BACKGROUND: Hydroxyethyl starch (HES) is used for intravascular volume expansion in cardiac surgery. Studies have produced conflicting data on the effects of intraoperative HES administration on postoperative bleeding. We evaluated the effects of intraoperative HES infusion, shortly after the termination of cardiopulmonary bypass (CPB), on hemostasis following a cardiac operation.
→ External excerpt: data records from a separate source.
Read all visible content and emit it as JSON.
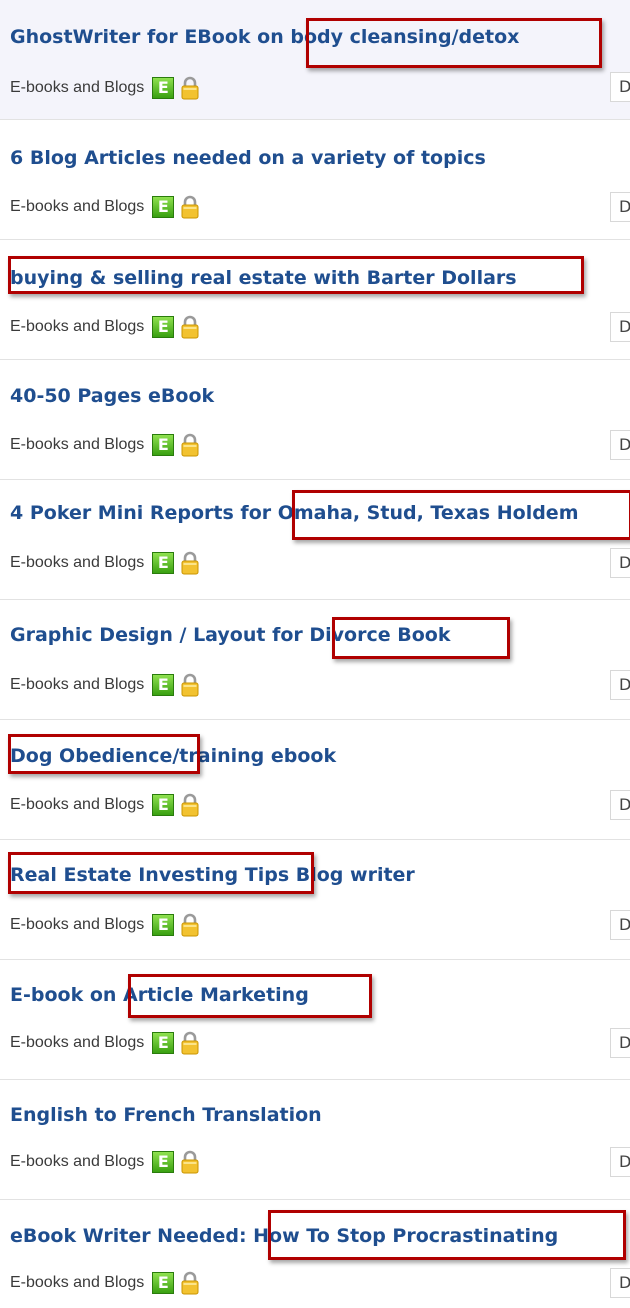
{
  "listings": [
    {
      "title": "GhostWriter for EBook on body cleansing/detox",
      "category": "E-books and Blogs",
      "side_label": "D"
    },
    {
      "title": "6 Blog Articles needed on a variety of topics",
      "category": "E-books and Blogs",
      "side_label": "D"
    },
    {
      "title": "buying & selling real estate with Barter Dollars",
      "category": "E-books and Blogs",
      "side_label": "D"
    },
    {
      "title": "40-50 Pages eBook",
      "category": "E-books and Blogs",
      "side_label": "D"
    },
    {
      "title": "4 Poker Mini Reports for Omaha, Stud, Texas Holdem",
      "category": "E-books and Blogs",
      "side_label": "D"
    },
    {
      "title": "Graphic Design / Layout for Divorce Book",
      "category": "E-books and Blogs",
      "side_label": "D"
    },
    {
      "title": "Dog Obedience/training ebook",
      "category": "E-books and Blogs",
      "side_label": "D"
    },
    {
      "title": "Real Estate Investing Tips Blog writer",
      "category": "E-books and Blogs",
      "side_label": "D"
    },
    {
      "title": "E-book on Article Marketing",
      "category": "E-books and Blogs",
      "side_label": "D"
    },
    {
      "title": "English to French Translation",
      "category": "E-books and Blogs",
      "side_label": "D"
    },
    {
      "title": "eBook Writer Needed: How To Stop Procrastinating",
      "category": "E-books and Blogs",
      "side_label": "D"
    }
  ],
  "icons": {
    "type_badge": {
      "name": "e-icon",
      "letter": "E",
      "color": "#4caf1e"
    },
    "lock": {
      "name": "lock-icon",
      "color": "#f2c230"
    }
  },
  "highlight_color": "#b00000"
}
METHODS: According to a prospective, random sequence, 30 children undergoing cardiac surgery received one of the following; fresh frozen plasma (FFP)(n = 10), HES 130/0.4 (n = 10), or HES 200/0.5 (n = 10) shortly after CPB termination. Standard coagulation variables were measured using arterial blood samples.
RESULTS: While the use of allogenic blood/ blood products and aPTT did not differ significantly among the groups, blood loss during the 24 hours following surgery increased significantly in the HES 200 group and PT after fluid infusion increased in both HES groups.
CONCLUSIONS: Our study shows that the administration of moderate dose of HES (130/0.4) in children undergoing cardiac surgery did not cause more bleeding than FFP administration. Thus, this HES (130/0.4) solution appears to be a safe alternative plasma substitute for intravascular volume replacement in this patient population.